戦場を用意してやれば率先して赴き戦果をあげる。何より、この2人と共にいればデータ収集に困ることはないし、戦闘能力も高いため死ぬことはまずないだろう。
このうえ戦いの過程で勇者共を捕らえれば、貴重なデータになる。
ハルトマンは思惑を巡らせ、一人ほくそ笑む。
錬金術師最大の悲願、幻のアイテム賢者の石の精製をこれで達成できるかもしれないのだ。
「この戦いは魔王討伐以来の大戦となるだろう。私は以前と同じように2人をバックアップするつもりだ。
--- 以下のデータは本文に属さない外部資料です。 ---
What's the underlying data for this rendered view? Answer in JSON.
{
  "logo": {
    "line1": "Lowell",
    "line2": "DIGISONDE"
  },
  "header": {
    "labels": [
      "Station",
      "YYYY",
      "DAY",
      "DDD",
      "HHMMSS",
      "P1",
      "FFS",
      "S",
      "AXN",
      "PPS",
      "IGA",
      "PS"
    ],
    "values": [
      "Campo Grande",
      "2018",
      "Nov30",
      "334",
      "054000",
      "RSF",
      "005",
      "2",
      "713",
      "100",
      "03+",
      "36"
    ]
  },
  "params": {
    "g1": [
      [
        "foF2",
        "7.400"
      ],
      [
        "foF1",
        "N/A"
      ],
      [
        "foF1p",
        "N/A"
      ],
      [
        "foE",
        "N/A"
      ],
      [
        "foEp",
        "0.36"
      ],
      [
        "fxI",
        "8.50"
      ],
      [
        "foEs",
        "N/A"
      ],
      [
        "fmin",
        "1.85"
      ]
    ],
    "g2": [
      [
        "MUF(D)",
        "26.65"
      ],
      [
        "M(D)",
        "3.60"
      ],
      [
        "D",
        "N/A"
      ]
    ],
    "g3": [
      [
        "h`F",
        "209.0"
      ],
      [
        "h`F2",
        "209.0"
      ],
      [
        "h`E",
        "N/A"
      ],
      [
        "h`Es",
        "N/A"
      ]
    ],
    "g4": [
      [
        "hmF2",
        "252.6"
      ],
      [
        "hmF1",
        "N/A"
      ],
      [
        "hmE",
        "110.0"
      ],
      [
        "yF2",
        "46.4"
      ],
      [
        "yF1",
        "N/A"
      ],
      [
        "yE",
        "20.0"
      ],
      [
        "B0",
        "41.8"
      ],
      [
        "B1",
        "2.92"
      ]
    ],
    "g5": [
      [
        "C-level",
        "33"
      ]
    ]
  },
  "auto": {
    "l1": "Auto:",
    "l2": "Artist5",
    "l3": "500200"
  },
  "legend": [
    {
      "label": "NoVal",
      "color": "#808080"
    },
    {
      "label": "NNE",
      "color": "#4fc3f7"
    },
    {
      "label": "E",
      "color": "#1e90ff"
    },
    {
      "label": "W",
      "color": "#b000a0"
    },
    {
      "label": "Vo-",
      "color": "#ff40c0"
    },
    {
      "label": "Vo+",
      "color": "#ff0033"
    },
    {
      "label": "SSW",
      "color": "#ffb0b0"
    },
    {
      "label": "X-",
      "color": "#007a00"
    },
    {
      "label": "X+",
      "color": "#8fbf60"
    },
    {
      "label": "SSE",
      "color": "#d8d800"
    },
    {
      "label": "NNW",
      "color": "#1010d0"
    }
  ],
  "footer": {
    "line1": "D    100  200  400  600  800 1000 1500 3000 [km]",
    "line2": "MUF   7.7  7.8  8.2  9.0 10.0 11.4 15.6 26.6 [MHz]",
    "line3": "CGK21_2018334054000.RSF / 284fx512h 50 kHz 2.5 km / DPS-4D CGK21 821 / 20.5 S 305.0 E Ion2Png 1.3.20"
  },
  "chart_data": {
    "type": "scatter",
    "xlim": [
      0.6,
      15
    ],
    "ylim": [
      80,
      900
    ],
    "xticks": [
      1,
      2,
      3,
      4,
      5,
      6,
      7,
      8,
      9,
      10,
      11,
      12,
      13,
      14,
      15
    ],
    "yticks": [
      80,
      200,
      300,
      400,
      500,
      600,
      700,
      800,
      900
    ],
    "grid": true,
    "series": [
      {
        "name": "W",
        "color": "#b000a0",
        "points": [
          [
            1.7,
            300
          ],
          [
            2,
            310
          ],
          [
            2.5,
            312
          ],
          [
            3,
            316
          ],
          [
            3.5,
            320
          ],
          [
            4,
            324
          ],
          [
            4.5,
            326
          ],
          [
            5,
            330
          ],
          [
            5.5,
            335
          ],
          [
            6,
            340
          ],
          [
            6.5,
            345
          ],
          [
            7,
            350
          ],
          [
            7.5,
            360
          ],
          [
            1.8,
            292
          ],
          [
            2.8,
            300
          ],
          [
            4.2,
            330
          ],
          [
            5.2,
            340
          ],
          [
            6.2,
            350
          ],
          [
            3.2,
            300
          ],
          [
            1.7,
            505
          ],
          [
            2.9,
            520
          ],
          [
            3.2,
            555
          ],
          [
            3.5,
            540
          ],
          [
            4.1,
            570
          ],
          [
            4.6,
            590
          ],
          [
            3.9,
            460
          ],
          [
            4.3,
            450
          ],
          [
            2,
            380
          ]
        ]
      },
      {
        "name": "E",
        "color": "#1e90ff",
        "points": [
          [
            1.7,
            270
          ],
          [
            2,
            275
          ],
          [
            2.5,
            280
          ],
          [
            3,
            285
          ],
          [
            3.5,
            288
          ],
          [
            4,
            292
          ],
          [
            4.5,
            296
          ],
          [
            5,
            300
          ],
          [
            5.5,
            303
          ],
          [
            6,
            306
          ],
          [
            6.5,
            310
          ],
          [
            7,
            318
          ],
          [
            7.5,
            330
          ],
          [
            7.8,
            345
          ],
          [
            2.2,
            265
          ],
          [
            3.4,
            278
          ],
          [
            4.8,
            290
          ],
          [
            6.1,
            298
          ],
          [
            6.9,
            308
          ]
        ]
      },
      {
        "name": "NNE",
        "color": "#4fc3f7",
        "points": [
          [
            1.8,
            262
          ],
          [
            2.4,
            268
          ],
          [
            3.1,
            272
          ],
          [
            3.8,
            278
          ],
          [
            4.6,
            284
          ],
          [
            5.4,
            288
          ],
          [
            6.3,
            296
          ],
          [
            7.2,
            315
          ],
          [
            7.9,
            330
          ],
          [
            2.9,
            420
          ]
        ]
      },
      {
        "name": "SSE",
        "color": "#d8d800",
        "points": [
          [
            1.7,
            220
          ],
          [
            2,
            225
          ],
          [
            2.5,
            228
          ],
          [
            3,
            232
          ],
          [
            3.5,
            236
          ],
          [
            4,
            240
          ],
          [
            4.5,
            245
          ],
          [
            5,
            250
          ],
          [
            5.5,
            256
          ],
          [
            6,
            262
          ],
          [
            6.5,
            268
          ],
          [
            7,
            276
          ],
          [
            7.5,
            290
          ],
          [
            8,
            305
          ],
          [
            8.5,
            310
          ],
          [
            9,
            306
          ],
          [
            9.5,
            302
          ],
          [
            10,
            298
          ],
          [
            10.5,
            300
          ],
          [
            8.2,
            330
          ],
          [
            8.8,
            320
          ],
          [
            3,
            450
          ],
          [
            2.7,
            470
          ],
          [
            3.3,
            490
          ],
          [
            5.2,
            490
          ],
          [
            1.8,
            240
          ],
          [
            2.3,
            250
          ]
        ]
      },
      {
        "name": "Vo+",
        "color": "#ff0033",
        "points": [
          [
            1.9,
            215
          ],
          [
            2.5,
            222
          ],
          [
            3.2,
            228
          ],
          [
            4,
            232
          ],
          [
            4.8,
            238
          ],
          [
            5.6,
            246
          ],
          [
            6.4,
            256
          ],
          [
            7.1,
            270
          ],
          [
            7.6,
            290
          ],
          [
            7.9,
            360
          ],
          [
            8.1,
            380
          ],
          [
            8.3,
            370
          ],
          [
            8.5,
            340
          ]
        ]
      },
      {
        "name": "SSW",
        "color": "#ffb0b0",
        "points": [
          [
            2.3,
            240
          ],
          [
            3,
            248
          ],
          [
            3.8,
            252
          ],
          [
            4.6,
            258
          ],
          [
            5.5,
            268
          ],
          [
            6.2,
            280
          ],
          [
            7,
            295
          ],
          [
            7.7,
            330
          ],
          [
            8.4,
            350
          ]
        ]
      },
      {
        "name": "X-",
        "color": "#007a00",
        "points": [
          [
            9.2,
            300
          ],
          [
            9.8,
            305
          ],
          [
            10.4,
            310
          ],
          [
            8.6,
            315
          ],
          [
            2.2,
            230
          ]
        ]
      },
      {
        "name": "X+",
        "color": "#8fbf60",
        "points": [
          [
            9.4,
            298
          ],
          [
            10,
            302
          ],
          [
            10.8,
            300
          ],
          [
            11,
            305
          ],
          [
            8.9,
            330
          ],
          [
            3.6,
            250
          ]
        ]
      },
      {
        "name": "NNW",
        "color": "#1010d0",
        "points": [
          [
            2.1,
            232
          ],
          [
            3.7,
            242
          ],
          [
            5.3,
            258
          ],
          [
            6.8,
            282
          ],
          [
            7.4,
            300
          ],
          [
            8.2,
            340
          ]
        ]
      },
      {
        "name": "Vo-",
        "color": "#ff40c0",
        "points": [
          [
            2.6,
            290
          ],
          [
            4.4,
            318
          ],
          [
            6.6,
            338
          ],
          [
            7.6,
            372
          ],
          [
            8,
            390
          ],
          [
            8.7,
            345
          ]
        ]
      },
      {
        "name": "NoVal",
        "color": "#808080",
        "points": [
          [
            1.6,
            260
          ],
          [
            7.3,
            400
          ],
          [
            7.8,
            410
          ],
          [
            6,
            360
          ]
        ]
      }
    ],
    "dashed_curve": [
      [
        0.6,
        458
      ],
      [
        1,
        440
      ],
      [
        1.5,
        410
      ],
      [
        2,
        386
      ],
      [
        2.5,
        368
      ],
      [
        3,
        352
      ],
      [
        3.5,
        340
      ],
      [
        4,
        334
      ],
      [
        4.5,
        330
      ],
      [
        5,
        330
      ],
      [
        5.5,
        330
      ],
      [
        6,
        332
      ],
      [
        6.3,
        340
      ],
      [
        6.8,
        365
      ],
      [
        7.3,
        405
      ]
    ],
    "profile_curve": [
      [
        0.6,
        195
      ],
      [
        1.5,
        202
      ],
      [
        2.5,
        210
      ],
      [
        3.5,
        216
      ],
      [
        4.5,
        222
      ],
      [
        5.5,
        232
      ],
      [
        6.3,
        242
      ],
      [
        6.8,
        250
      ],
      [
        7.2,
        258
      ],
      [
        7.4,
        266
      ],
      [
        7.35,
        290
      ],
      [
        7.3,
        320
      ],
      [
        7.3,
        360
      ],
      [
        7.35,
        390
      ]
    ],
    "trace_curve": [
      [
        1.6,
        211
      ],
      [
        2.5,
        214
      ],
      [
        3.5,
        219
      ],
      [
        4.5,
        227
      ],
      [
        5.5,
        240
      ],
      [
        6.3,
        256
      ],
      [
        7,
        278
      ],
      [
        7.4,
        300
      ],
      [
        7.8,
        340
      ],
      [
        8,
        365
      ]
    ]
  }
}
何より…このアルミエーレを手中にできたのはこれからの戦いにとって大きな備えとなる。」
「参加するものはわかっているのか⁉︎」
アドルフが食い気味にハルトマンに尋ねる。
「まだ全員は揃っていないが、何名か確定しているものはいるな。
まあ魔王討伐で名を馳せた者たちは軒並み参加するだろう。」
「…フフフハハハハハハ‼︎面白い!
我輩は待っていた、待ち望んでいたのだ‼︎このような機会を‼︎戦いの中でこそ我が人生は輝く!そして!」
アドルフは傍らにある大剣バルムンクを掲げ高らかに宣言した。
「必ずや‼︎我ら3人で天下を!世界の覇権を握るのだ‼︎」
「ええ。もちろんですわ。
そういえばアドルフ様、3年前の戦いで魔王を討ち取ったアーサー17世をご存知かしら?」
ギーゼラが語りかける。
あの魔王を討ち取った輝かしい経歴を持つ勇者の話に、アドルフの表情が引き締まる。
「あのエクスカリバーを持つ男か。あいつも戦いに参加するならば激戦は必至だろうなあ。何よりあいつだけでなく配下も猛者揃いだった…確か…」
「そのアーサー17世ですけど、あのあと行方をくらましていたのに…また姿を見せたそうですわ。
恐らくこの戦いに参加するのでは?」
「む、そうか‼︎して戦いはいつから始まるのだ⁉︎」
「あと半年後だ。それまでにここアルミエーレを拠点に少しばかり戦力を整えるのが得策だろう。
しかしアーサー17世か…あの男、なかなか面白い男だったな。」
その時、突然玉座の間の扉が開き、中に兵たちが大勢なだれこんできた。武装した兵士たちはすぐさまアドルフ達を取り囲んだ。
「む!なんだなんだ」
「アドルフよ、王が死んでいるとはまことか⁉︎カルタジャーラを扇動し、戦まで起こすとは‼︎」
恐らくアドルフの声が大きくて城内の兵士に会話が聞こえてしまったのだろう。
兵士たちは殺気立ち、剣を抜いて臨戦態勢に入った。
「この室内であの剣を使えば、城ごと崩れる…貴様とてそのようか愚行はできまい。
さあ!身柄を拘束させてもらうぞ!」
アルミエーレの将軍が剣を携え、突撃すると取り囲んでいた兵士たちも一斉にアドルフ達へと向かってきた。